Brunner: Ministry of Finance generated around EUR 185 million in tax income from AI in 2023 Annual balance sheet 2023 of the Predictive Analytics Competence Centre at the BMF is available

The Predictive Analytics Competence Centre (PACC), a special unit within the Ministry of Finance, uses predictive analytics and artificial intelligence to detect tax evasion and identify specific entrepreneurs and individuals. In 2023, the PACC's risk models analysed a total of around 6.5 million cases from a wide range of tax administration sectors. The special unit made discoveries in all sectors of the tax administration. It uncovered false information in employee tax assessments as well as fraud attempts in income tax, corporation tax and value added tax. As a result, the investigators realised around 185 million euros in tax income. In addition, around 27.5 million cases were investigated with regard to compliance violations, primarily involving the identification of unduly applied for and received subsidies and benefits as well as bogus companies.

Finance Minister Magnus Brunner: "It goes without saying that we also utilise the possibilities of artificial intelligence in the pursuit of tax evaders and tax fraudsters. The work of the PACC leads to the detection of tax evaders every year and thus contributes to fair competition and compliance with our laws in Austria. I would like to thank my colleagues at the PACC for their valuable work, which, in combination with the work of the auditors, is reflected in this high surplus."

Of the 34 million cases checked in total, the PACC analyses showed 375,000 cases to be implausible. These were subsequently scrutinised more closely by case handlers and reviewed where necessary.

Christian Weinzinger, Head of the PACC special unit: "The PACC was able to use advanced predictive analytics and machine learning methods to help increase additional tax revenue through audit measures and identify individuals and legal entities that were not compliant. The teams at the PACC specialise in various analytical sectors, from predictive and advanced analytics to tax analytics and customs analytics. We therefore cover a relatively broad spectrum of topics."

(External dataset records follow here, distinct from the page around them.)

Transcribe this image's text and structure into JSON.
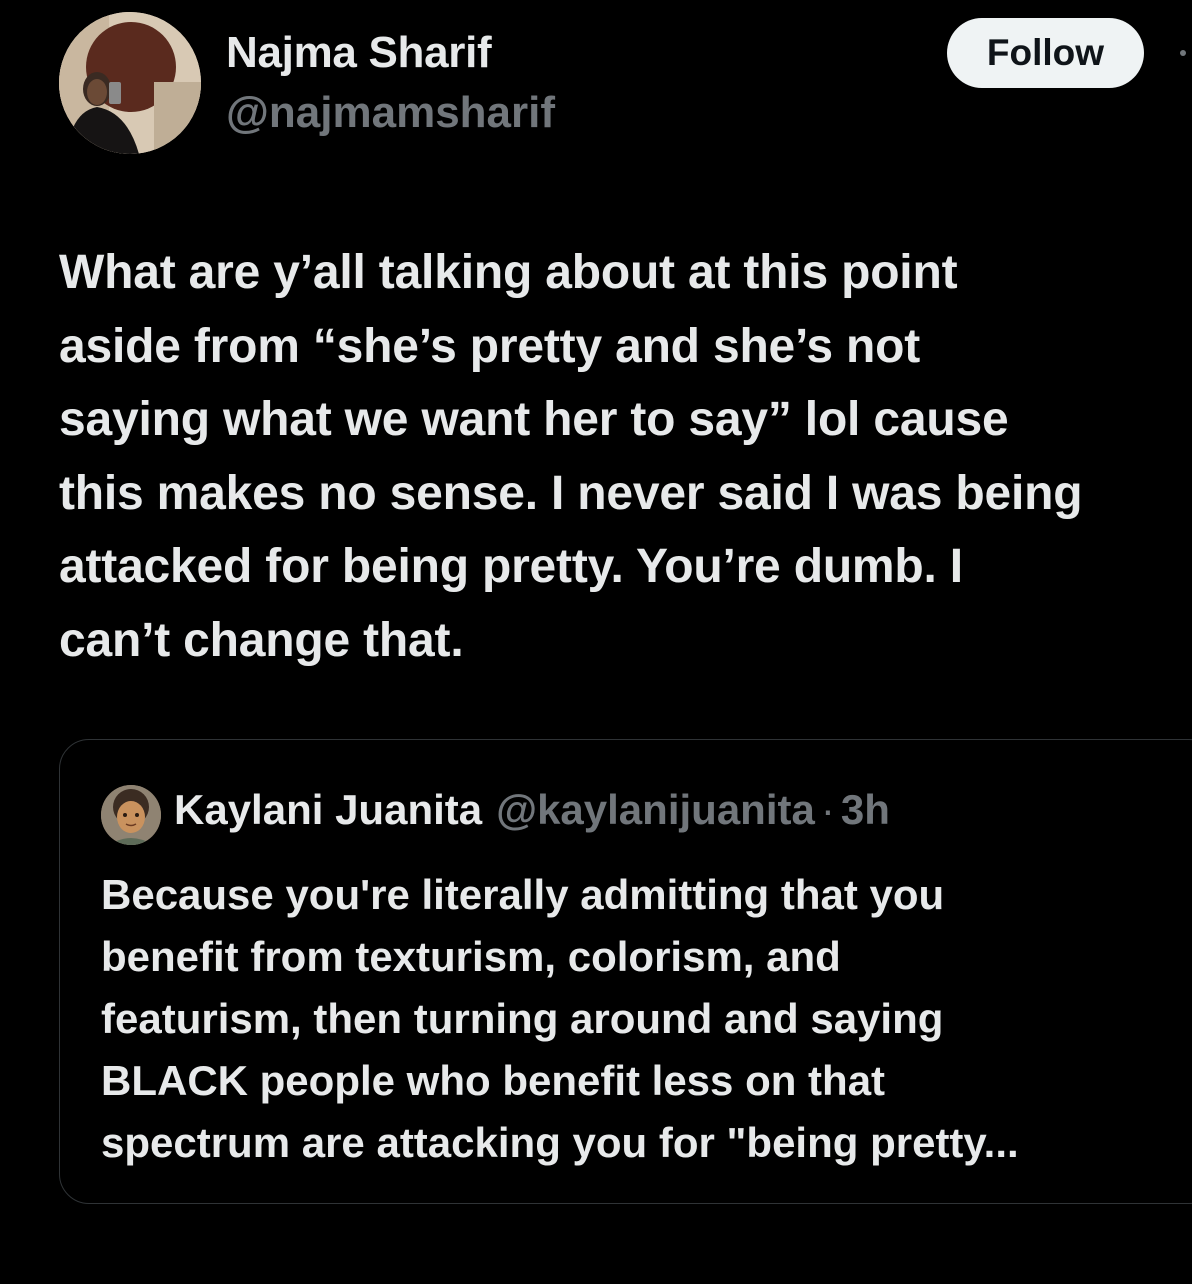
{
  "author": {
    "name": "Najma Sharif",
    "handle": "@najmamsharif",
    "follow_label": "Follow",
    "avatar_icon": "profile-photo-icon"
  },
  "more_icon": "more-dots-icon",
  "tweet": {
    "text": "What are y’all talking about at this point\naside from “she’s pretty and she’s not\nsaying what we want her to say” lol cause\nthis makes no sense. I never said I was being\nattacked for being pretty. You’re dumb. I\ncan’t change that."
  },
  "quoted_tweet": {
    "name": "Kaylani Juanita",
    "handle": "@kaylanijuanita",
    "separator": "·",
    "time": "3h",
    "avatar_icon": "profile-illustration-icon",
    "text": "Because you're literally admitting that you\nbenefit from texturism, colorism, and\nfeaturism, then turning around and saying\nBLACK people who benefit less on that\nspectrum are attacking you for \"being pretty..."
  },
  "colors": {
    "background": "#000000",
    "primary_text": "#e7e9ea",
    "secondary_text": "#71767b",
    "follow_bg": "#eff3f4",
    "border": "#2f3336"
  }
}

Auditing through data analysis and predictive modelling

In the audit sector, various selection methods are used to identify potential cases with a high probability of additional revenue. This includes the selection of cases based on historical audit results, financial data and other relevant information. The same applies to the special VAT audits. Similar approaches are also used for the PLB audit service, which focuses on tax areas such as wage tax and social security contributions, including the review of Covid-19 short-time working. New procedures and techniques such as text mining are used for tax audit case selection to improve the efficiency of audits. Similarly, various models and analyses are used for tax audits in the customs area in order to identify and review potential risks in connection with international trade transactions.

Weinzinger: "The PACC has implemented numerous programmes and initiatives to identify and address risks in the tax audit, customs control and other relevant sectors. These measures include both ex-post approaches, which are based on analysing past years, as well as real-time and ex-ante approaches, which aim to identify potential risks in real time or in advance. In addition, various other topics such as digitalisation, cryptocurrencies and international data exchange programmes will be addressed in order to improve the efficiency and effectiveness of tax administration."

AI systems analyse companies right from the start

In the sector of real-time audits, modern machine learning methods are used to carry out risk assessments and optimise the selection of audit cases. For example, business start-ups are also checked in advance to identify entrepreneurs and the people behind them with a higher risk of tax evasion. Modern analysis techniques and network analyses are used to prevent missing-trader fraud, among other things.

The PACC also analyses data from e-commerce platforms and the international exchange of tax information.

Brunner: "These projects and initiatives show the tax administration's commitment to an efficient and modern tax administration that is up to the current challenges of the digital economy and global financial markets. Despite all the challenges, the PACC has successfully developed and implemented solutions that further improve the efficiency and effectiveness of customs and tax controls. We use tax income to finance our security, kindergartens, roads and services for families and cultural institutions, among other things. The PACC makes a significant contribution to ensuring that honest taxpayers are not the ones who are stupid and that we put a stop to tax evaders."

In the future, the PACC plans to further expand its analytical capabilities and initiate new projects. The aim is to further increase the efficiency and effectiveness of the Austrian tax administration and to consolidate the PACC's role as a central institution for analytical expertise and fraud prevention. Planned initiatives include expanding the use of machine learning methods to include, for example, generative AI using large language models and deepening cooperation with national and international partners. The PACC thus remains a key player in the further development and optimisation of tax administration in Austria.